La guerra entre Irán, Estados Unidos e Israel continúa intensificándose y amenaza con desestabilizar aún más la región del Golfo Pérsico. El presidente estadounidense, Donald Trump, lanzó una advertencia directa a Teherán: si bloquea el estrecho de Ormuz, Washington responderá con una ofensiva militar mucho más contundente.
En un mensaje difundido en su red Truth Social, Trump afirmó que “Si Irán detiene el flujo de petróleo en el estrecho de Ormuz, será golpeado veinte veces más fuerte” de lo que ha sido hasta ahora. El mandatario también advirtió que una acción de ese tipo provocaría “fuego y furia” contra el país persa.
El estrecho de Ormuz es una de las rutas energéticas más importantes del mundo, por donde transita una parte significativa del petróleo global. Un cierre de esta vía marítima podría provocar una crisis energética internacional.

Ataques con drones sacuden a países del Golfo
Mientras las amenazas se intensifican, la guerra ya se ha extendido a otros países de la región. En los últimos días, Irán ha lanzado drones y misiles contra territorios aliados de Estados Unidos en el Golfo, incluidos Arabia Saudita y Kuwait.
Algunos de estos ataques han alcanzado infraestructuras estratégicas y bases militares, mientras las defensas aéreas de los países afectados intentan interceptar los proyectiles. En Kuwait, incluso se realizaron funerales para funcionarios de seguridad fallecidos durante operaciones relacionadas con el conflicto.
Además, instalaciones diplomáticas y militares vinculadas a Washington en la región han sido blanco de drones iraníes, lo que confirma que el conflicto se está regionalizando.
Preocupación en Estados Unidos por posible invasión
En Washington también crece el debate político. Legisladores estadounidenses expresaron preocupación por la posibilidad de que la Casa Blanca envíe tropas terrestres a Irán si la guerra continúa escalando.

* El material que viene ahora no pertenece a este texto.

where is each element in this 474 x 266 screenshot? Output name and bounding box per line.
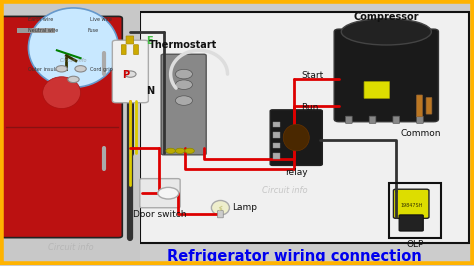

Aunque el gobierno no ha confirmado esa decisión, el propio Trump ha señalado que no descarta desplegar fuerzas en el terreno si lo considera necesario para derrotar al régimen iraní.
Las declaraciones han generado alarma entre algunos miembros del Congreso, que temen que la guerra derive en una intervención militar a gran escala en Medio Oriente.
Una guerra con impacto global
El conflicto ya ha provocado cientos de ataques con misiles y drones, además de bombardeos estadounidenses e israelíes sobre objetivos en territorio iraní.
Analistas advierten que la expansión de las hostilidades hacia países del Golfo podría afectar seriamente el suministro energético mundial y generar nuevas tensiones geopolíticas.
Por ahora, la amenaza de bloquear el estrecho de Ormuz y la respuesta militar prometida por Washington mantienen al mundo atento a un conflicto que podría escalar aún más en las próximas semanas.